Communiqué de presse

Afrique du Sud. Il est urgent de prendre des mesures pour combattre l’impunité en matière de violences xénophobes

Les autorités sud-africaines devront intensifier leurs efforts si elles veulent lutter efficacement contre l’impunité en matière de violences xénophobes et des violations des droits humains qui en découlent, a déclaré Amnesty International-Afrique du Sud mardi 14 avril 2015. La vague d’attaques contre les réfugiés, les migrants et leurs commerces à laquelle on assiste dans la région de Durban a fini par inciter les représentants du gouvernement à prendre des mesures.

Au cours des deux dernières semaines, au moins quatre personnes ont été tuées, de nombreuses autres grièvement blessées, des boutiques pillées et plus de 1 000 personnes déplacées à Durban, dans la province du KwaZulu-Natal.

« Nous reconnaissons que la police procède à des arrestations. Cependant, les autorités doivent mener des enquêtes exhaustives, transparentes et indépendantes, et traduire les responsables présumés de ces agissements en justice », a déclaré Sicel’mpilo Shange-Buthane, directrice exécutive d’Amnesty International-Afrique du Sud.

« Il faut en finir avec la culture de l’impunité. »

Amnesty International a demandé au gouvernement sud-africain à plusieurs reprises, tout récemment au mois de janvier 2015, de mettre sur pied un plan systématique impliquant notamment la police afin de prévenir les attaques visant les réfugiés et de les protéger.

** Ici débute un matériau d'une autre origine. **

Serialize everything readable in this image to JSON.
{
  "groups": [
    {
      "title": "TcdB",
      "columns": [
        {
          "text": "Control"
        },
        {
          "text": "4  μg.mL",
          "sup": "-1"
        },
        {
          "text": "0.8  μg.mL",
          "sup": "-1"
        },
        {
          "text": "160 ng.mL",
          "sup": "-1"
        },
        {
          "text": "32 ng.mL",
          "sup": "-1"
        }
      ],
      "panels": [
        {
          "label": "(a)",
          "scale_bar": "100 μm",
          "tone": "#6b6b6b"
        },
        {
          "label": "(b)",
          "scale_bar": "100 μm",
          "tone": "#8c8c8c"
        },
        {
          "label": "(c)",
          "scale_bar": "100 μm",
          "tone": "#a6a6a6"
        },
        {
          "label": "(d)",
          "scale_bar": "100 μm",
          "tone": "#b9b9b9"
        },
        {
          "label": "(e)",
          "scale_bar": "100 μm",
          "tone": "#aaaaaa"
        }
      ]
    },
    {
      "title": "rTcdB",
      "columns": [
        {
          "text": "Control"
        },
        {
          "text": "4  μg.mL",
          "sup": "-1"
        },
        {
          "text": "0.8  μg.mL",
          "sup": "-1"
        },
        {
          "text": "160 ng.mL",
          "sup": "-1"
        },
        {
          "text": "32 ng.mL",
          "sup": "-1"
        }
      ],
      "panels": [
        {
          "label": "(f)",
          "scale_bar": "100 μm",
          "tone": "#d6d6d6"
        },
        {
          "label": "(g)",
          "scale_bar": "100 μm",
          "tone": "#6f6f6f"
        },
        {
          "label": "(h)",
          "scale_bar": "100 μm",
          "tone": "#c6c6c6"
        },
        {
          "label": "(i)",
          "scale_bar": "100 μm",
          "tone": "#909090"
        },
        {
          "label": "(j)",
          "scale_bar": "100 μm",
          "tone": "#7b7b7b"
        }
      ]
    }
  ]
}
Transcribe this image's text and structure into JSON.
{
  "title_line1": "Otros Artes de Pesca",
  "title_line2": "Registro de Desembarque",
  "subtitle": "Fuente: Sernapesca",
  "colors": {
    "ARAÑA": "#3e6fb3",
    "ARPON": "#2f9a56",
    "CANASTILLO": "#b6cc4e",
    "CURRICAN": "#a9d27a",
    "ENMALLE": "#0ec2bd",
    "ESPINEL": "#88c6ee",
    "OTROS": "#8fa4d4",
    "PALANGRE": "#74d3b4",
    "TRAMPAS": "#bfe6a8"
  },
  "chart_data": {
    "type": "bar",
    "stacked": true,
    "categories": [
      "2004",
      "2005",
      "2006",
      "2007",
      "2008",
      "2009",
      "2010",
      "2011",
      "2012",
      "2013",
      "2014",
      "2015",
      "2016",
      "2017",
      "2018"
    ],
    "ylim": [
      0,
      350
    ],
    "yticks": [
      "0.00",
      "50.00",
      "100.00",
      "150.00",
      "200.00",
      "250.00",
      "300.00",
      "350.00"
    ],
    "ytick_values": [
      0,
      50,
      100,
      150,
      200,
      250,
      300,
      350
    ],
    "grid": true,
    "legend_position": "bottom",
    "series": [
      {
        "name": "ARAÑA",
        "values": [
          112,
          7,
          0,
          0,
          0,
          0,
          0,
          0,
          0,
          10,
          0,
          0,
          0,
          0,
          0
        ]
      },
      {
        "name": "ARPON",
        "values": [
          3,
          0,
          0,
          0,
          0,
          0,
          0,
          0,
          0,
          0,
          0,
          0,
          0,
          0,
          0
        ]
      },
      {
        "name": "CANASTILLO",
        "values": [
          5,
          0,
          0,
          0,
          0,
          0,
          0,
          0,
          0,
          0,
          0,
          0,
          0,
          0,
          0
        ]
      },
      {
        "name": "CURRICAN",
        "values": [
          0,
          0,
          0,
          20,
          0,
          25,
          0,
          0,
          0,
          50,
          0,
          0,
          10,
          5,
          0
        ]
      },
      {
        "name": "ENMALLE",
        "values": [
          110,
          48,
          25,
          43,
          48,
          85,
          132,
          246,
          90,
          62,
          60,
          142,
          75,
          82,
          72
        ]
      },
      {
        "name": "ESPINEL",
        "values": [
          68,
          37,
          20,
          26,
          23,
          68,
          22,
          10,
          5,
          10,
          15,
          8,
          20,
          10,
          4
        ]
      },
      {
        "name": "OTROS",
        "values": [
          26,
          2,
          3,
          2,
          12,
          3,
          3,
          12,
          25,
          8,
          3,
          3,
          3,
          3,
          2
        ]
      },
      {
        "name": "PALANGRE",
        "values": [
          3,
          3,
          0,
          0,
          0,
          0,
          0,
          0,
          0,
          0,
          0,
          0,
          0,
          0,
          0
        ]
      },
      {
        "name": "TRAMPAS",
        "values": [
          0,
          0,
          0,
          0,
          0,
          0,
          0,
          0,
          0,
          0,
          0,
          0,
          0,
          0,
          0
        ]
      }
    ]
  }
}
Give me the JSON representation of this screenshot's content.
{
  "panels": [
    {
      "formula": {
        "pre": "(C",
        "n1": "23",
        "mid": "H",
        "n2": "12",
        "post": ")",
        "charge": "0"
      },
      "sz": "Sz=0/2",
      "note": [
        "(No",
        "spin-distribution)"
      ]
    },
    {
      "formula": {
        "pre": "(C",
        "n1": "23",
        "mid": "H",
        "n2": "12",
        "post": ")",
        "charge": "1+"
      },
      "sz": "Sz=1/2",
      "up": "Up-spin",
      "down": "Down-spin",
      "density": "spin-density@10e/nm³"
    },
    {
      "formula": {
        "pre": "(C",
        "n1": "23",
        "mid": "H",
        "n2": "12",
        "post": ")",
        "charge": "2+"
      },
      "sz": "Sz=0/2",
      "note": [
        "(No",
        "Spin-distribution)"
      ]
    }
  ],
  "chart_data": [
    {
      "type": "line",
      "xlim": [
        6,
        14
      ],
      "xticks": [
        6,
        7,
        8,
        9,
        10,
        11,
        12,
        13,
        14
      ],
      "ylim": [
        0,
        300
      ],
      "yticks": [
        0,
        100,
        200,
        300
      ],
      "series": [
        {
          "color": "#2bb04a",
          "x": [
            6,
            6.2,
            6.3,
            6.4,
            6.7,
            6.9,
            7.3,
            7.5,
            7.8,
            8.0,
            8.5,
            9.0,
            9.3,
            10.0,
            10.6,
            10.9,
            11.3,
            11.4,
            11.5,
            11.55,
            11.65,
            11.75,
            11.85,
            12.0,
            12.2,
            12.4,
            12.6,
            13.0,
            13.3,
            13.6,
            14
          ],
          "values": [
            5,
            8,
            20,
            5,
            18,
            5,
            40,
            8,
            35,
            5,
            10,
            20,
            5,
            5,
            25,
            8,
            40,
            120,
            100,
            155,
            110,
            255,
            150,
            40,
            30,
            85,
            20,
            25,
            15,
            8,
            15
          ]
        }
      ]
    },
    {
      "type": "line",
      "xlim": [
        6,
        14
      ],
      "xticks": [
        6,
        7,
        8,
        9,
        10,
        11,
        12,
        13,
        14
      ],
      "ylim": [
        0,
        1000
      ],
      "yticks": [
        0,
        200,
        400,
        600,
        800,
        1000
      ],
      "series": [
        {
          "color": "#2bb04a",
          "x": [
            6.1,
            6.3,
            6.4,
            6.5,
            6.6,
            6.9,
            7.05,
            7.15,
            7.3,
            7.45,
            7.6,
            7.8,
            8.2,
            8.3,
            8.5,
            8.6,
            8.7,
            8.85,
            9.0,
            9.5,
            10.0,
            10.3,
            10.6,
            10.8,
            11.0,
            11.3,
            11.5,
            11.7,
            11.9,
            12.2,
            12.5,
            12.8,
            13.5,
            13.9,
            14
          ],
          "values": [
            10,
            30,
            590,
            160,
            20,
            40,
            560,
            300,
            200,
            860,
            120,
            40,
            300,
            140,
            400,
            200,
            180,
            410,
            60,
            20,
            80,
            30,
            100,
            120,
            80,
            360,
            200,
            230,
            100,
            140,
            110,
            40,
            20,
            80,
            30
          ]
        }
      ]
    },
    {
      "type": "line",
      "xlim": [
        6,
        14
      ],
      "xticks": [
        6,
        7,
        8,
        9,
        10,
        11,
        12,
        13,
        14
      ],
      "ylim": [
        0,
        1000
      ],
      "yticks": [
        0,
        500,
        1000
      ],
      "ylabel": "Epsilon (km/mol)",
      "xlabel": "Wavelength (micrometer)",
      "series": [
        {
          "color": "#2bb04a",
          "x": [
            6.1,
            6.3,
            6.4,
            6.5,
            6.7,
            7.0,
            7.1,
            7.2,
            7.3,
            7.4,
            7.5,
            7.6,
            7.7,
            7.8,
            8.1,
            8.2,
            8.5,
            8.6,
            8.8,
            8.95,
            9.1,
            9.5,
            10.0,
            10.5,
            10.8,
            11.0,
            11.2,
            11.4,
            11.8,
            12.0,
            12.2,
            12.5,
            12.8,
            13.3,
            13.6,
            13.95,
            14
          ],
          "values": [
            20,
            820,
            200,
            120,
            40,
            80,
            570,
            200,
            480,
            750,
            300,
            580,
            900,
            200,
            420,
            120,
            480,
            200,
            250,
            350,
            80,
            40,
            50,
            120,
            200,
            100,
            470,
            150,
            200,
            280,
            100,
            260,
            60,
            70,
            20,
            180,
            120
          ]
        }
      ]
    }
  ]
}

Ces attaques, dont les violences contre des journalistes qui couvraient les événements et contre des policiers qui intervenaient, font suite aux mois de violences qui ont secoué plusieurs provinces d’Afrique du Sud, notamment celles du Gauteng et de Mpumalanga.

Le 13 avril, le Premier ministre du KwaZulu-Natal, Senzo Mchunu, a formé une équipe d’experts, sous la direction de Navi Pillay, l’ancienne haut-commissaire aux droits de l’homme des Nations unies, pour enquêter sur les causes des violences dans la province.

La violence contre les réfugiés, inhabituelle au KwaZulu-Natal, semble avoir été déclenchée par la déclaration du roi Zoulou Goodwill Zwelithini appelant le gouvernement à prendre des mesures pour que tous les étrangers quittent l’Afrique du Sud.

Le 13 avril, le secrétaire général de l’ANC (Congrès national africain), Gwede Mantashe, aurait déclaré qu’il fallait installer des camps pour répondre aux attaques contre les réfugiés.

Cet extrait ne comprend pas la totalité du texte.